Randomised controlled trials have been championed as the preferred evidence source for clinical guidelines because their design should reduce the likelihood of intervening variables affecting study results, thereby providing clearer information about the effect of an intervention.5 It follows therefore that a systematic review of randomised controlled trials is even more powerful and less likely to be misleading.6 However, not all questions about treatment or care are amenable to the randomised controlled trial design.7 In the case of evaluating “risk”, for example, it could be argued that a prospective cohort study design may provide the best source of research evidence.2 It is therefore important to state that evidence is not scientifically valid by virtue of the fact that it is derived from a randomised controlled trial but that it comes from the most appropriate source for the question being posed. In addition, not all aspects of treatment or care will have been the subject of research. In cases where randomised controlled trials are not appropriate or have not been conducted and/or subject areas have not been researched, guideline developers have to rely on other sources of evidence. Accordingly, professionals can provide “expert” opinion and patients can also take part in developing clinical guidelines to provide “expert patient opinions” on care options. The question is: how to do this in the most appropriate way?
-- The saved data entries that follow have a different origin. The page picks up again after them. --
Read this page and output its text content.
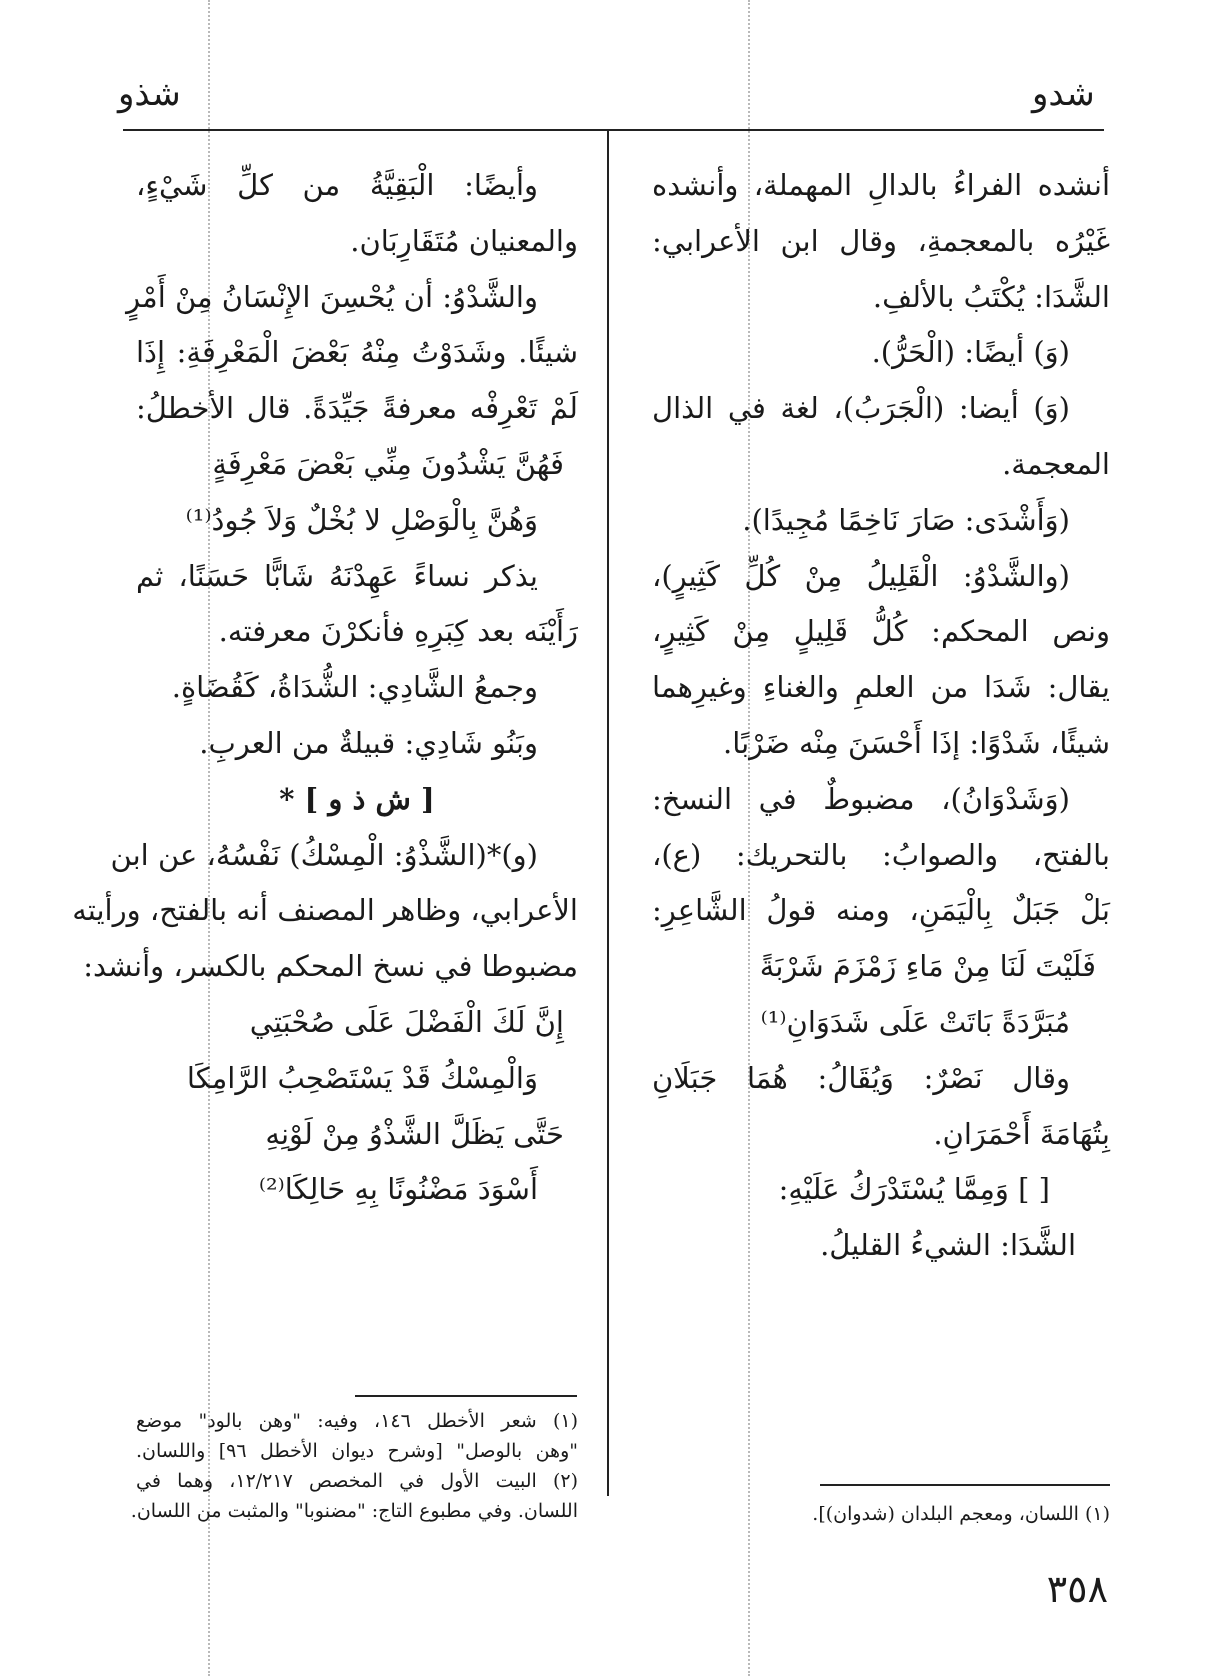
شدو
شذو
أنشده الفراءُ بالدالِ المهملة، وأنشده
غَيْرُه بالمعجمةِ، وقال ابن الأعرابي:
الشَّدَا: يُكْتَبُ بالألفِ.
(وَ) أيضًا: (الْحَرُّ).
(وَ) أيضا: (الْجَرَبُ)، لغة في الذال
المعجمة.
(وَأَشْدَى: صَارَ نَاخِمًا مُجِيدًا).
(والشَّدْوُ: الْقَلِيلُ مِنْ كُلِّ كَثِيرٍ)،
ونص المحكم: كُلُّ قَلِيلٍ مِنْ كَثِيرٍ،
يقال: شَدَا من العلمِ والغناءِ وغيرِهما
شيئًا، شَدْوًا: إذَا أَحْسَنَ مِنْه ضَرْبًا.
(وَشَدْوَانُ)، مضبوطٌ في النسخ:
بالفتح، والصوابُ: بالتحريك: (ع)،
بَلْ جَبَلٌ بِالْيَمَنِ، ومنه قولُ الشَّاعِرِ:
فَلَيْتَ لَنَا مِنْ مَاءِ زَمْزَمَ شَرْبَةً
مُبَرَّدَةً بَاتَتْ عَلَى شَدَوَانِ⁽¹⁾
وقال نَصْرٌ: وَيُقَالُ: هُمَا جَبَلَانِ
بِتُهَامَةَ أَحْمَرَانِ.
[ ] وَمِمَّا يُسْتَدْرَكُ عَلَيْهِ:
الشَّدَا: الشيءُ القليلُ.
وأيضًا: الْبَقِيَّةُ من كلِّ شَيْءٍ،
والمعنيان مُتَقَارِبَان.
والشَّدْوُ: أن يُحْسِنَ الإِنْسَانُ مِنْ أَمْرٍ
شيئًا. وشَدَوْتُ مِنْهُ بَعْضَ الْمَعْرِفَةِ: إِذَا
لَمْ تَعْرِفْه معرفةً جَيِّدَةً. قال الأخطلُ:
فَهُنَّ يَشْدُونَ مِنِّي بَعْضَ مَعْرِفَةٍ
وَهُنَّ بِالْوَصْلِ لا بُخْلٌ وَلاَ جُودُ⁽¹⁾
يذكر نساءً عَهِدْنَهُ شَابًّا حَسَنًا، ثم
رَأَيْنَه بعد كِبَرِهِ فأنكرْنَ معرفته.
وجمعُ الشَّادِي: الشُّدَاةُ، كَقُضَاةٍ.
وبَنُو شَادِي: قبيلةٌ من العربِ.
[ ش ذ و ] *
(و)*(الشَّذْوُ: الْمِسْكُ) نَفْسُهُ، عن ابن
الأعرابي، وظاهر المصنف أنه بالفتح، ورأيته
مضبوطا في نسخ المحكم بالكسر، وأنشد:
إِنَّ لَكَ الْفَضْلَ عَلَى صُحْبَتِي
وَالْمِسْكُ قَدْ يَسْتَصْحِبُ الرَّامِكَا
حَتَّى يَظَلَّ الشَّذْوُ مِنْ لَوْنِهِ
أَسْوَدَ مَضْنُونًا بِهِ حَالِكَا⁽²⁾
(١) شعر الأخطل ١٤٦، وفيه: "وهن بالود" موضع
"وهن بالوصل" [وشرح ديوان الأخطل ٩٦] واللسان.
(٢) البيت الأول في المخصص ١٢/٢١٧، وهما في
اللسان. وفي مطبوع التاج: "مضنوبا" والمثبت من اللسان.	(١) اللسان، ومعجم البلدان (شدوان)].
٣٥٨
Definitions of evidence-based practice imply a broader definition of “evidence” than that produced by randomised controlled trials alone.8 Care must not only be the best identified from research, but must also be decided upon in response to the identified needs of a particular individual. The challenge for practitioners and patients is how to achieve a balance between the various types of evidence in the context of other influences on decision making. It is in making this judgement that expertise adds a third strand to the evidence base from which decisions are made. If we are to achieve clinically effective care we therefore need access to three strands of evidence:
knowledge from research findings;
knowledge from clinical experience (expertise); and
patient specific information that includes the preferences and the acceptability of an intervention to individuals.
These sources of “evidence” can also be used to inform the development of clinical guidelines.
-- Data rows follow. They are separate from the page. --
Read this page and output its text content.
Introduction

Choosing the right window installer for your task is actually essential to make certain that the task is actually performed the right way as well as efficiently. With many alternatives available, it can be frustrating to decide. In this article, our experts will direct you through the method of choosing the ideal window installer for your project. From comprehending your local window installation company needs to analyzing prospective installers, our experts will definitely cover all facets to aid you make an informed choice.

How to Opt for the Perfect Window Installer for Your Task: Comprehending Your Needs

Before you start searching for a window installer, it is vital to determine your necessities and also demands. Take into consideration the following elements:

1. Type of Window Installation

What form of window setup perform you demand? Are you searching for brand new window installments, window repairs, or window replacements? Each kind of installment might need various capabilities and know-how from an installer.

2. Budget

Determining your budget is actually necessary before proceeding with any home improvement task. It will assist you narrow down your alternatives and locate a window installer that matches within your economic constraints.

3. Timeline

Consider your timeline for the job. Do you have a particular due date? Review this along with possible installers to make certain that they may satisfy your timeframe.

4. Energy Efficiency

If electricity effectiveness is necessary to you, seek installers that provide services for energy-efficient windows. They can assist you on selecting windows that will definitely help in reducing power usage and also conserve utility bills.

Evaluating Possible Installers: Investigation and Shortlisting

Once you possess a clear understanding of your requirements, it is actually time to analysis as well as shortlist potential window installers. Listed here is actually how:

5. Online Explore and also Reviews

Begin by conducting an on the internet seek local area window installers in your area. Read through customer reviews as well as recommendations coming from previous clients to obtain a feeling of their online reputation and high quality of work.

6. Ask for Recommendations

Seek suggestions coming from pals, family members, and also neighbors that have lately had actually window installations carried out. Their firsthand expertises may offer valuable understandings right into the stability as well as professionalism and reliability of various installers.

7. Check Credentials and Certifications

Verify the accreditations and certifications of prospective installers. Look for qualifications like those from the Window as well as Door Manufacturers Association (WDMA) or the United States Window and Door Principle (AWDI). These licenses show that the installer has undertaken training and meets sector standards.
The challenge with the guideline on pressure ulcers was to develop a method that incorporated different available strands of evidence but one that was systematic, rigorous, and eliminated as much bias as possible from the process. As Shekelle and Shriger9 point out: “There is little guidance on the optimum way to mix expert opinion with scientific literature” (page 1). There is even less guidance on how to incorporate the experience of patients or users in the guideline development process. The remainder of this paper describes the method that evolved during the development of this national clinical guideline which was guided by:
a systematic review including the use of formal consensus in guideline development14;
dialogue with key informants; and
criteria used to appraise the robustness of national guidelines.15
SOURCES OF EVIDENCE
The evidence available for this guideline came from a number of different sources: the Agency for Health Care Policy and Research evidence linked guideline “Pressure ulcers in adults: prediction and prevention”16; an update of sections of their literature base17; the Effective Health Care Bulletin “The prevention and treatment of pressure sores”18; a systematic review of the effectiveness of pressure redistributing devices19; and a systematic review of the effectiveness of risk assessment tools.20 A formal consensus development process was used to integrate the different evidence sources and, where there was a weak research base, to agree recommendations based on current best practice.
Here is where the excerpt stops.